Hep bu dış güçler!
Markete gidiyorum, daha bir kaç ay önce 20 lira olan ürünün üzerinde 79 lira yazıyor, reyon görevlisi orada, “Ayy, bu daha kaç gün önce..” diye gayri ihtiyari çığlığıma dönüp, “Abla dış güçler” diyor.
Gaziantepli bir marketin ekmek reyonundan bir tahıllı, bir normal ekmek alıp kasaya geliyorum. Kasadaki kız ekmeklerin barkodunu giriyor, “Biri 4.5, diğeri 6.5 TL” bu kez kasiyer kız çığlık atıyor, “Olmaz bu kadar da yaaaa… Daha dün okuttuğumda 3.5 liraydı” diye şaşkınlığını ifade ediyor. Hemen kızı sakinleştiriyorum, “Dış güçler”
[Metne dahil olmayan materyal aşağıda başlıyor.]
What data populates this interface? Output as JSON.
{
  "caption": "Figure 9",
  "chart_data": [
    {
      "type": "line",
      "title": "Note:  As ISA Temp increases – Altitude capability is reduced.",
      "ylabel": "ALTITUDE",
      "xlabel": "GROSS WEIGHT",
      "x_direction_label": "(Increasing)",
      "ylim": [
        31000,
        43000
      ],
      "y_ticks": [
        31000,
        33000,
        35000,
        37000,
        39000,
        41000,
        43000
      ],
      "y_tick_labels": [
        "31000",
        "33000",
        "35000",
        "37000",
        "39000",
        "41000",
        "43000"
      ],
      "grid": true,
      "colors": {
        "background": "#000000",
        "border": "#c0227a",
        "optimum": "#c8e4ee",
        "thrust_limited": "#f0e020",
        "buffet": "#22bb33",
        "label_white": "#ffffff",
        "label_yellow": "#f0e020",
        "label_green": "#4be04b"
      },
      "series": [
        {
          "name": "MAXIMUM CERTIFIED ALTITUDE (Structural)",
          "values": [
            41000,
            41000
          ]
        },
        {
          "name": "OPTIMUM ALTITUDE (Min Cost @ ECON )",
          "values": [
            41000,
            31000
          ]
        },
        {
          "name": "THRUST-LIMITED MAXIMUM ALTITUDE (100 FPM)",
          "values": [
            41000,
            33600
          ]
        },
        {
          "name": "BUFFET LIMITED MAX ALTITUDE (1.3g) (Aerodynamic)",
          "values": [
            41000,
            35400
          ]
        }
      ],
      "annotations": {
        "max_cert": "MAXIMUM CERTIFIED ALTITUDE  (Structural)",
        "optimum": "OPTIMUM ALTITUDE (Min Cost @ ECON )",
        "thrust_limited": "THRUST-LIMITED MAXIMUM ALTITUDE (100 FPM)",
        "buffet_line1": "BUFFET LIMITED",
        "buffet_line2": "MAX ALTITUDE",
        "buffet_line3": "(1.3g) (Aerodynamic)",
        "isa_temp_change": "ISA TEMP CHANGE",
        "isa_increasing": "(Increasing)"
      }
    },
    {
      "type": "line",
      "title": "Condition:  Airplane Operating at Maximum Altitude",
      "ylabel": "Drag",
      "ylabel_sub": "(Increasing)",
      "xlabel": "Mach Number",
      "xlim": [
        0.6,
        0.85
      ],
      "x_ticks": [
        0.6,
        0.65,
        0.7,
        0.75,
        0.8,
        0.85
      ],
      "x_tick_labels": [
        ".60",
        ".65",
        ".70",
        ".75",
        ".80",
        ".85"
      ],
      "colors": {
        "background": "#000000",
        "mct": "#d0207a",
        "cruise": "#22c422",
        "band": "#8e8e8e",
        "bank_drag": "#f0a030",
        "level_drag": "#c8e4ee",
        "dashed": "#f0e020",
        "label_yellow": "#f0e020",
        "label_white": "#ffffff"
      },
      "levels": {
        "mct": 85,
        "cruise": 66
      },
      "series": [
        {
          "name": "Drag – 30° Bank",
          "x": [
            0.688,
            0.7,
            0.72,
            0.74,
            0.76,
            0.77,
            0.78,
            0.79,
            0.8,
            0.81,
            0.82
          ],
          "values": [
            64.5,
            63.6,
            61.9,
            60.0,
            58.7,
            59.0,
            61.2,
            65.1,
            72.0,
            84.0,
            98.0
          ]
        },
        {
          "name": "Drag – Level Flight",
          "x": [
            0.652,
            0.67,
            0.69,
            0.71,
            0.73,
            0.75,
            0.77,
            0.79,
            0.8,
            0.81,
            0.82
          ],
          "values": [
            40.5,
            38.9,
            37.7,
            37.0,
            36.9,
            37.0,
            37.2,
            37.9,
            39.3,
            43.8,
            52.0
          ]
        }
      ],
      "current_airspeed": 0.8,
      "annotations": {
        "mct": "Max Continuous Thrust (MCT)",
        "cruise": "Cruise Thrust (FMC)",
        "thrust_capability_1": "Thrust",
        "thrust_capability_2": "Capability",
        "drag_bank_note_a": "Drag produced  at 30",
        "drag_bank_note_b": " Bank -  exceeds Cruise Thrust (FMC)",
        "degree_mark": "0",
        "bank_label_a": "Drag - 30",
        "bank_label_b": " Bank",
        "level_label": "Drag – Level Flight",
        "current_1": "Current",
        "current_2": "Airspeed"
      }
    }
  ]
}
Kız garip garip yüzüme bakıyor, ama sesini çıkaramıyor. Çünkü bu “Dış güçler” sihirli bir sözcük. İnsanları hemen susturuyor.
Söyleyecek sözü, hiçbir konuda bir fikri, sorması, sorgulaması olmayan, hayatı karnını doyurup, yatıp uyumak olarak algılayarak odun gibi yaşayan adamlara ezberletilen bu “dış güçler” lafı var ya. Zavallı durumdaki düşünce özürlü bir kesimi bütün tartışmalardan galip çıkarıyor.
Hiçbir zeka sorunlu da çıkıp demiyor ki, “Yahu bizim marketteki meyvenin sebzenin, fırındaki ekmeğin bu kadar pahalanmasıyla dış güçlerin ne alakası var?”
Aslında bilse ki toplumun gabız olmasında dış güçlerin ne kadar rolü olabilirse, yaşadığımız kriz ve kötü ekonomi yönetiminde de ancak o kadar olabileceğini o boş, tıngır tıngır kafalar bir anlayabilse mesele çözülecek.
Ama maalesef algı bu… Bir kesime iyi ezberlettiler bu iki kelimeyi…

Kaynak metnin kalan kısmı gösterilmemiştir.